Didi, which has become known as China’s answer to Uber, has been a major target of the widespread crackdown on the tech sector after years of growth before regulators intervened.

The fine, imposed for Didi’s cybersecurity practices, would be equivalent to more than 4% of its $27.3 billion in revenue last year and would pave the way for a listing on the Hong Kong stock exchange. , according to the Wall Street Journal.

If Didi’s fine is upheld, it would be the highest levied on a Chinese tech company since e-commerce giant Alibaba was ordered to pay $2.75 billion in April 2021 for anticompetitive practices.

So far, Didi has not responded to an emailed request for comment from Reuters.

Citing unnamed sources, the newspaper said that after the fine is announced, the government will ease restrictions on Didi’s operations.

The company was blocked from adding new users and its apps were removed from China’s online stores.

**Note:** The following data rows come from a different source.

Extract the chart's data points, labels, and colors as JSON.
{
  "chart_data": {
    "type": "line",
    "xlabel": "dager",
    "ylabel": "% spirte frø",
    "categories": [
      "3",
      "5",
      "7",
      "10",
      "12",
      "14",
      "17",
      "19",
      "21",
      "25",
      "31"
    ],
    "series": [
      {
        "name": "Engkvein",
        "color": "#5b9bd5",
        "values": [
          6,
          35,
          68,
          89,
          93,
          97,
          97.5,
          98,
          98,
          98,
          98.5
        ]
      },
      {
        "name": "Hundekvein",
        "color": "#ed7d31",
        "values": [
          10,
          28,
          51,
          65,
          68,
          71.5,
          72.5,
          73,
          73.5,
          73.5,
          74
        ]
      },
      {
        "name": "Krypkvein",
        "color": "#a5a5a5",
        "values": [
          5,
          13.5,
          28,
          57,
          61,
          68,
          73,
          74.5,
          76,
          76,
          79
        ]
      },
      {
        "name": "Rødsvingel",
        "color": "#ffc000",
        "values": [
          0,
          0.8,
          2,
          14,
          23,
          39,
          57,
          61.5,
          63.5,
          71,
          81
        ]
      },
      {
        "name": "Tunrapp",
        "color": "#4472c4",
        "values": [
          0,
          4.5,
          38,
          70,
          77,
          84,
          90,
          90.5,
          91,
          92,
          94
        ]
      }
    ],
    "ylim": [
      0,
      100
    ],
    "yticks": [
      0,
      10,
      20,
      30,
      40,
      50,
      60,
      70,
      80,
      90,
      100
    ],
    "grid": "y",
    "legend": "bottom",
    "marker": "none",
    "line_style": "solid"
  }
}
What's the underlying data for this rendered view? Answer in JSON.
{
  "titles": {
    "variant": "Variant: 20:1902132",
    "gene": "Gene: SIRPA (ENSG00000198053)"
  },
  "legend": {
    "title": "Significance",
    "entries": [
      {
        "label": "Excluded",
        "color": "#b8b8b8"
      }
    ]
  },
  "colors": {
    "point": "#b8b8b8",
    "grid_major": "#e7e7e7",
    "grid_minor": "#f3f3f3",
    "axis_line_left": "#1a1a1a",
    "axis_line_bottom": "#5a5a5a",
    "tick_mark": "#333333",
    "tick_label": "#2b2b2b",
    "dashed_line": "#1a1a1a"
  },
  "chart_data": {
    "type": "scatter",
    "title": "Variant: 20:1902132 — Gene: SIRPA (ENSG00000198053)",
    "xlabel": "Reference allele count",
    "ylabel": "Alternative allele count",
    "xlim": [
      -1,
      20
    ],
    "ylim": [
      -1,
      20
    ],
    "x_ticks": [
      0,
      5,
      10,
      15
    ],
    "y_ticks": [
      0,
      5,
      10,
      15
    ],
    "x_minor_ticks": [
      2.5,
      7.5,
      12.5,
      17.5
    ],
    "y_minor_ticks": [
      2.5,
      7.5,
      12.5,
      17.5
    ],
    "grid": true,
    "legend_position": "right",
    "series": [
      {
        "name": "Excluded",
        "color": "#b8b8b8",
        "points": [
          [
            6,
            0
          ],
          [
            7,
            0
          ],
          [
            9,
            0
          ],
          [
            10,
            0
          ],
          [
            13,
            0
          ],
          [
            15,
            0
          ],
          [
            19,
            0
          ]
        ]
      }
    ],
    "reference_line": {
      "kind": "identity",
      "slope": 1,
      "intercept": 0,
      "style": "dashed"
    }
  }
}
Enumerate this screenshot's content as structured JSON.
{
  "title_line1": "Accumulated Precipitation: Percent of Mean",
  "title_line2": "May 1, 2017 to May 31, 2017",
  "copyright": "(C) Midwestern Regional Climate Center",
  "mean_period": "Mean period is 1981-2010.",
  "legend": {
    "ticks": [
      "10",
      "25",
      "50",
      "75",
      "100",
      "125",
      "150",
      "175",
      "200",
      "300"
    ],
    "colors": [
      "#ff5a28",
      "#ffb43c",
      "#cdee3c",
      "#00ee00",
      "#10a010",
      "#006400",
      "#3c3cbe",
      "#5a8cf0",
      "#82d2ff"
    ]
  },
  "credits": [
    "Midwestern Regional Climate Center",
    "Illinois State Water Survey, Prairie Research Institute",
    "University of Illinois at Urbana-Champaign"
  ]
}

The American newspaper’s report sparked a rally in Chinese technology stocks in Hong Kong on Wednesday (20), amid investor hope that the regulatory storm that has swept the sector for the past two years will come to an end.

Alibaba shares rose 4%, while gaming company Tencent rose 2.5% in morning trade.

Didi ran into trouble in June 2021 after moving forward with an initial public offering in the United States, apparently against Beijing’s wishes. Shortly after raising $4.4 billion, Chinese authorities opened a cybersecurity investigation into the company, causing its shares to plummet.